Proton and Deuteron Magnetic Resonance Study of Calcium Bromate Monohydrate

Abstract

The proton magnetic resonance spectrum of calcium bromate monohydrate was obtained. Results indicate that there are two orientations of the water molecule in the crystal. The $\mathrm{p–p}$ distances are 1.58 ± 0.02 and 1.59 ± 0.02 Å, respectively. Their orientations with respect to the crystallographic axes were determined. The protonic spin–lattice relaxation times were measured as functions of orientation at room temperature and of temperature in a single crystal of calcium bromate monohydrate. The $b$ crystallographic axis was the axis of rotation of the crystal. The relaxation time was essentially independent of orientation of the crystal in the external magnetic field. The temperature dependence was characteristic of 180° flipping motion of the H₂O molecule whose activation energy was 6.7 ± 0.4 kcal/mole. Quadrupole splittings of the Larmor resonance for the deuterons in Ca(BrO₃)₂·D₂O were measured for single crystals at room temperature.
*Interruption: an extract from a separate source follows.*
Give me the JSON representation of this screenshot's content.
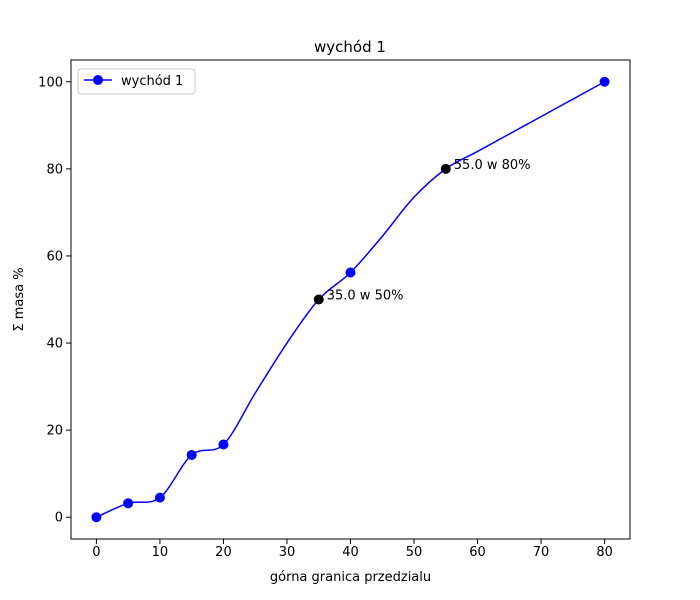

The D₂O molecules execute flipping motion at this temperature. The coupling constants and asymmetry parameters for both nonequivalent D₂O molecules were determined to be 124.0 ± 1.5 kc/sec and 0.759 ± 0.015, respectively. No dipolar splittings of the quadrupole lines were observed. The H₂O molecules were determined to be hydrogen bonded to the O(5) and O(2) atoms in the crystal.